Microstructure dependent electroplastic effect in AA 6063 alloy and its nanocomposites

The flow stress reduction during plastic deformation superposed with electric current, commonly referred as 'electroplasticity' has been actively researched over the past few decades. While the existence of an electron-dislocation interaction, independent of Joule heating is established, the exact rate controlling mechanism of the observed behaviour lacks consensus. Understanding the governing mechanism is complex due to the combined effect of Joule heating and electron-dislocation interaction. The present work attempts to establish the electroplastic mechanism in AA 6063 alloy and its nanocomposites. The role of microstructure on the electron interaction is investigated by preparing four distinct microstructure from the base alloy. All the samples were subjected to constant amplitude direct current during plastic deformation. The Joule heating effect is decoupled using the experimentally measured temperature history.
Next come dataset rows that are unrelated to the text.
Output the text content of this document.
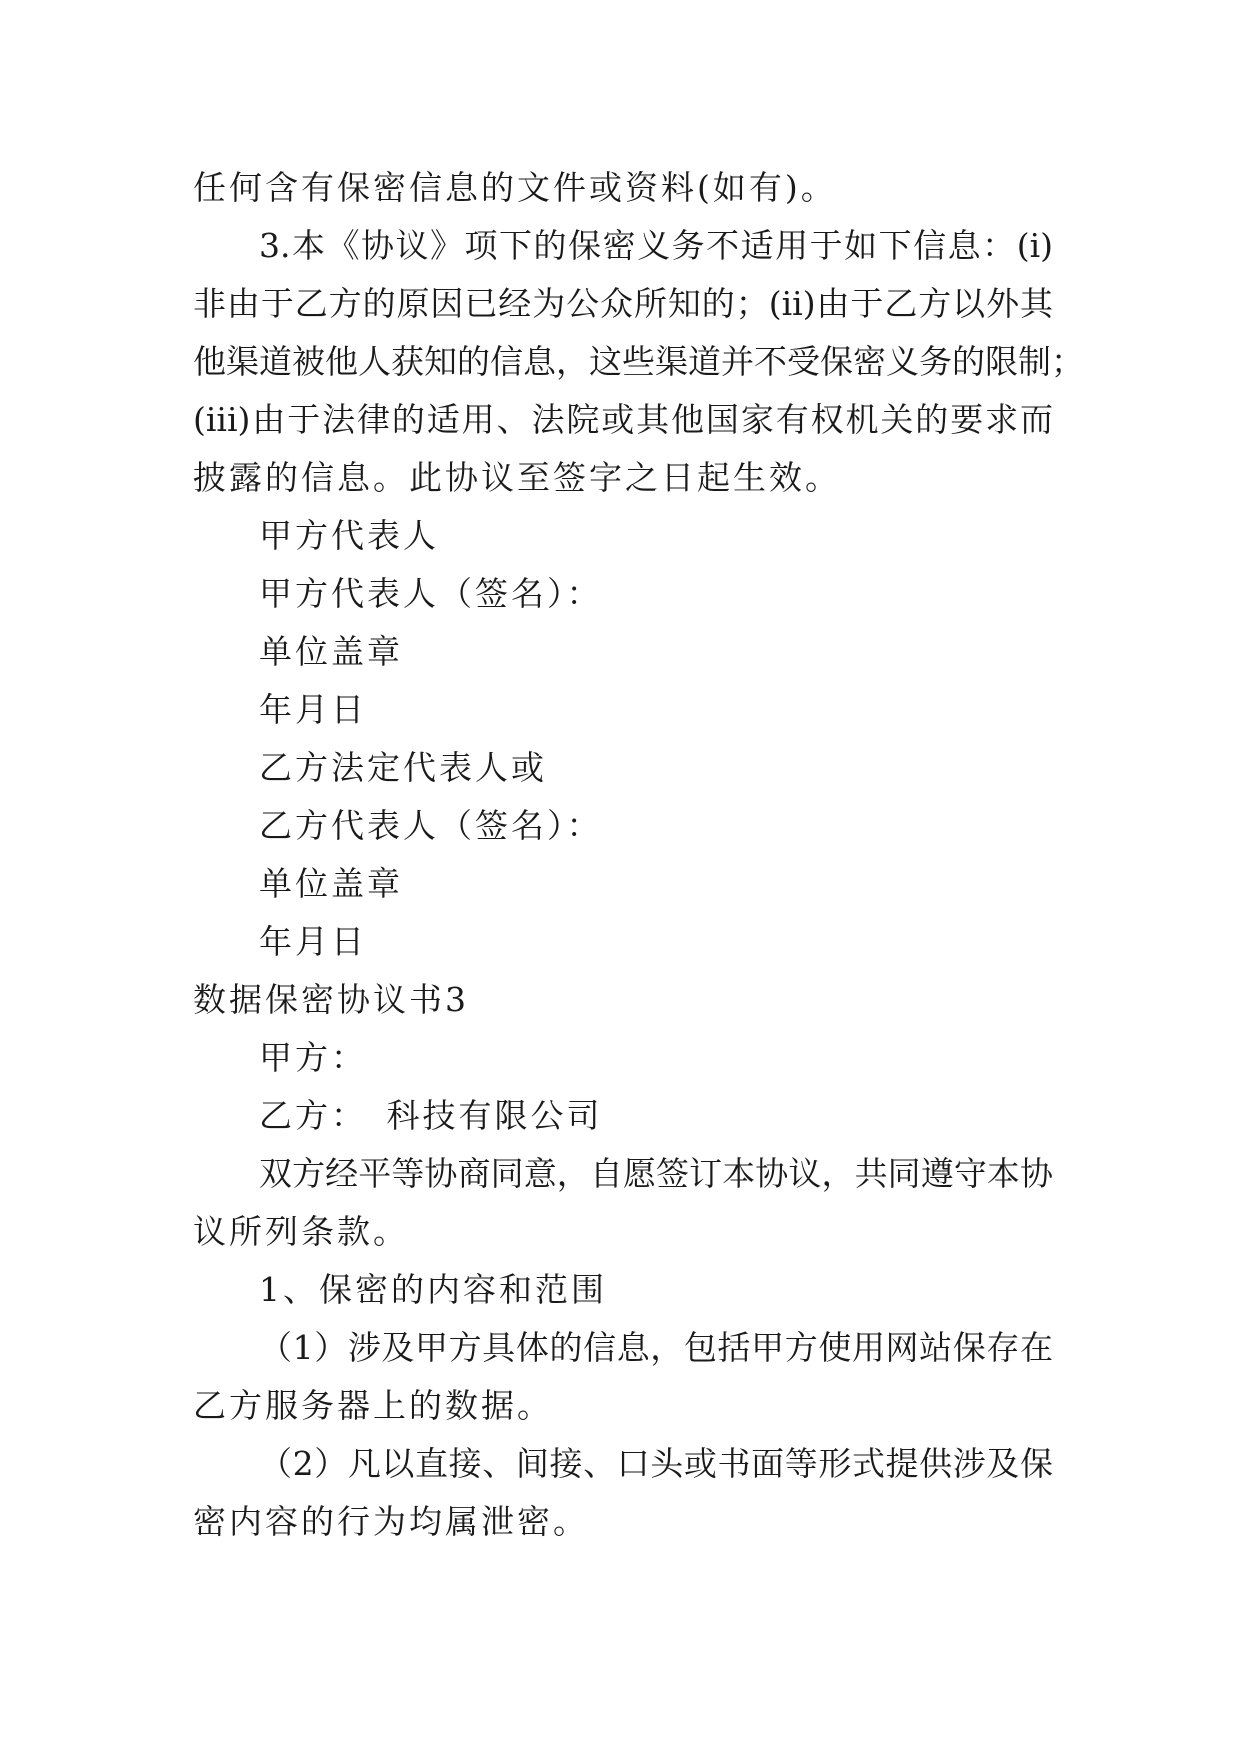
任何含有保密信息的文件或资料(如有)。
3.本《协议》项下的保密义务不适用于如下信息：(i)
非由于乙方的原因已经为公众所知的；(ii)由于乙方以外其
他渠道被他人获知的信息，这些渠道并不受保密义务的限制；
(iii)由于法律的适用、法院或其他国家有权机关的要求而
披露的信息。此协议至签字之日起生效。
甲方代表人
甲方代表人（签名）：
单位盖章
年月日
乙方法定代表人或
乙方代表人（签名）：
单位盖章
年月日
数据保密协议书3
甲方：
乙方：　科技有限公司
双方经平等协商同意，自愿签订本协议，共同遵守本协
议所列条款。
1、保密的内容和范围
（1）涉及甲方具体的信息，包括甲方使用网站保存在
乙方服务器上的数据。
（2）凡以直接、间接、口头或书面等形式提供涉及保
密内容的行为均属泄密。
The potential electroplastic mechanism for the alloy is elucidated by analysing the trend of flow stress reduction with strain and strain rate. It is inferred that micro Joule heating and electron wind effect cannot completely explain the observed electroplastic behaviour in AA 6063. The SiC particles in nano-composites suppressed the electroplastic effect. The observed mechanical behaviour under electric current is in agreement with the trend predicted assuming magnetic depinning mechanism. The reduction of dislocation density quantified using X-ray diffraction is found to concur with the inferred mechanism. (c) 2021 The Author(s). Published by Elsevier B.V. This is an open access article under the CC BY-NC-ND license (http://creativecommons.org/licenses/by-nc-nd/4.0/).

Automated summary

This research investigates the electroplastic mechanism in AA 6063 alloy and its nanocomposites, revealing that SiC particles suppress the electroplastic effect. By analyzing the trend of flow stress reduction, decoupling Joule heating effects, and hypothesizing a magnetic depinning mechanism, the role of electron-dislocation interactions in plastic deformation is elucidated. The reduction in dislocation density quantified using X-ray diffraction aligns with the inferred mechanism.